Thursday, July 12, 2012

Devil's Advocate: The Cinema of Quentin Tarantino

In the cinema of Quentin Tarantino there are two distinctly different universes. First there is the "real world" where films like Pulp Fiction and Reservoir Dogs take place. These films tend to be shot rather simply in  long takes and on real locations. On the flip-side there is the "movie universe" which consists of movies characters in the "real world" would go see, stuff like Kill Bill and Inglourious Basterds. These films are characterized by bravura camera moves and highly stylized sets. Up until Basterds, the scale was pretty balanced. Three films in the "real world", three films in the "movie universe". Yet as we can already see in the trailer for Django Unchained, that balance is about to shift in favor of the "movie universe". Is this a good thing?

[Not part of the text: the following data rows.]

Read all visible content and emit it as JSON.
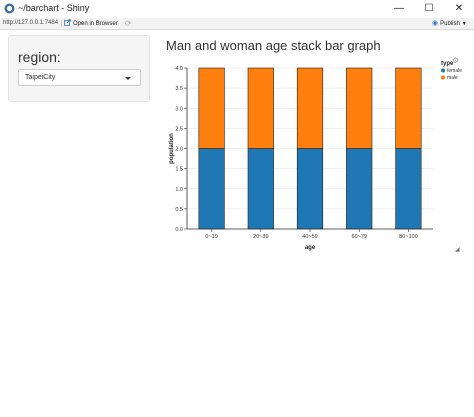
{
  "window": {
    "title": "~/barchart - Shiny",
    "controls": {
      "minimize": "—",
      "maximize": "☐",
      "close": "✕"
    }
  },
  "toolbar": {
    "url": "http://127.0.0.1:7484",
    "open_in_browser": "Open in Browser",
    "publish": "Publish"
  },
  "sidebar": {
    "label": "region:",
    "selected": "TaipeiCity"
  },
  "page": {
    "title": "Man and woman age stack bar graph"
  },
  "colors": {
    "female": "#1f77b4",
    "male": "#ff7f0e",
    "grid": "#ebebeb",
    "axis": "#333333"
  },
  "icons": {
    "app": "shiny-app-icon",
    "open_in_browser": "open-browser-icon",
    "refresh": "refresh-icon",
    "publish": "publish-icon",
    "settings": "gear-icon",
    "resize": "resize-handle-icon"
  },
  "chart_data": {
    "type": "bar",
    "stacked": true,
    "title": "",
    "xlabel": "age",
    "ylabel": "population",
    "categories": [
      "0~19",
      "20~39",
      "40~59",
      "60~79",
      "80~100"
    ],
    "series": [
      {
        "name": "female",
        "color": "#1f77b4",
        "values": [
          2.0,
          2.0,
          2.0,
          2.0,
          2.0
        ]
      },
      {
        "name": "male",
        "color": "#ff7f0e",
        "values": [
          2.0,
          2.0,
          2.0,
          2.0,
          2.0
        ]
      }
    ],
    "ylim": [
      0,
      4.0
    ],
    "yticks": [
      "0.0",
      "0.5",
      "1.0",
      "1.5",
      "2.0",
      "2.5",
      "3.0",
      "3.5",
      "4.0"
    ],
    "legend": {
      "title": "type",
      "position": "top-right"
    },
    "grid": true
  }
}
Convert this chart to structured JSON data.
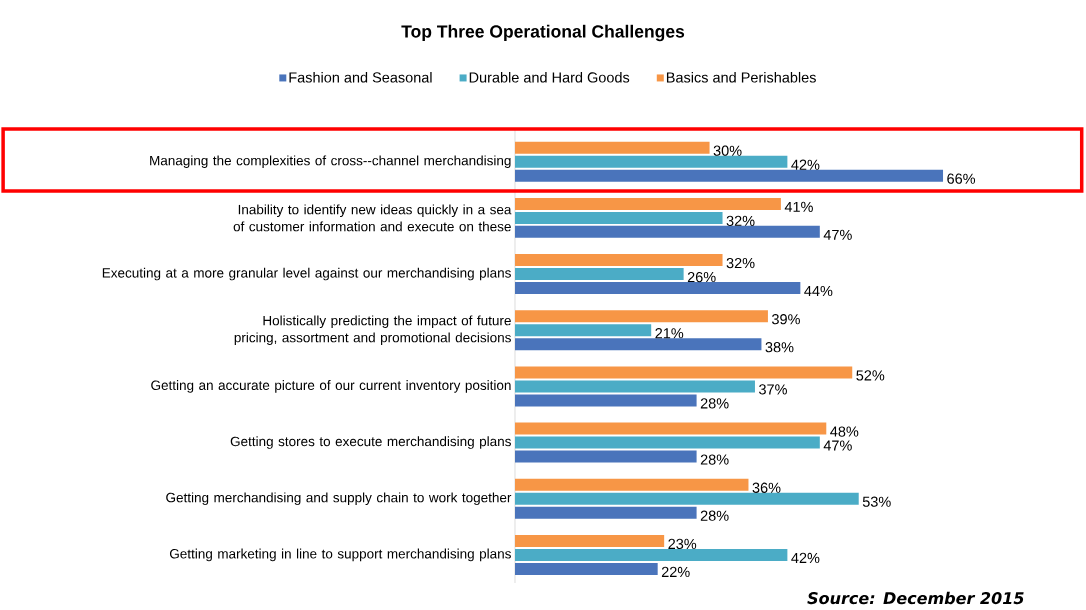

When Quentin first made the changeover from Jackie Brown to Kill Bill it was like a revelation. We were granted a chance to see an artist spread his wings and soar. Suddenly the dialogue guy was doing action, and doing it well. And if you thought it was a fluke there was the car-chase in Death Proof to confirm it as the real deal. And then there was Inglorious Basterds... Now please don't get me wrong, Basterds is by no means a bad film (I actually saw it twice on opening weekend and own the blu-ray) but to me it feels a bit like Tarantino starting to crest. I don't care who you are, if you're constantly trying to out-do yourself, you are eventually going to find yourself running out of steam.
How do I out-do the House of Blue Leaves and that car chase? WORLD WAR II!
Three years later...
How do I out-do World War II? SLAVERY!
But where do you go after slavery? A Bible story? The story of creation? Is Tarantino going to become the next Tim Burton, hopping from genre to genre, putting his little spin on it (verbose dialogue, graphic violence and anachronistic music), and moving on to the next one? And at what point does style become self-parody? Orson Welles once explained style thusly:
A man goes to his doctor and says, 'I don't know what's the matter with me, Doc, but I just don't feel right.' So the doctor says, 'All right - well, tell me everything you do from the moment you wake up till you go to sleep.' The guys says, 'OK - well, I wake up, then I vomit, then I brush my...' 'Wait a second,' the doctor says, 'you mean right after you wake up every morning you vomit?' The man says, ' Yeah, doesn't everybody?' That's me and my supposedly strange way of seeing things. To me it all seems quite normal.
Has Quentin reached the point where he has to gag himself in order to vomit? Discuss!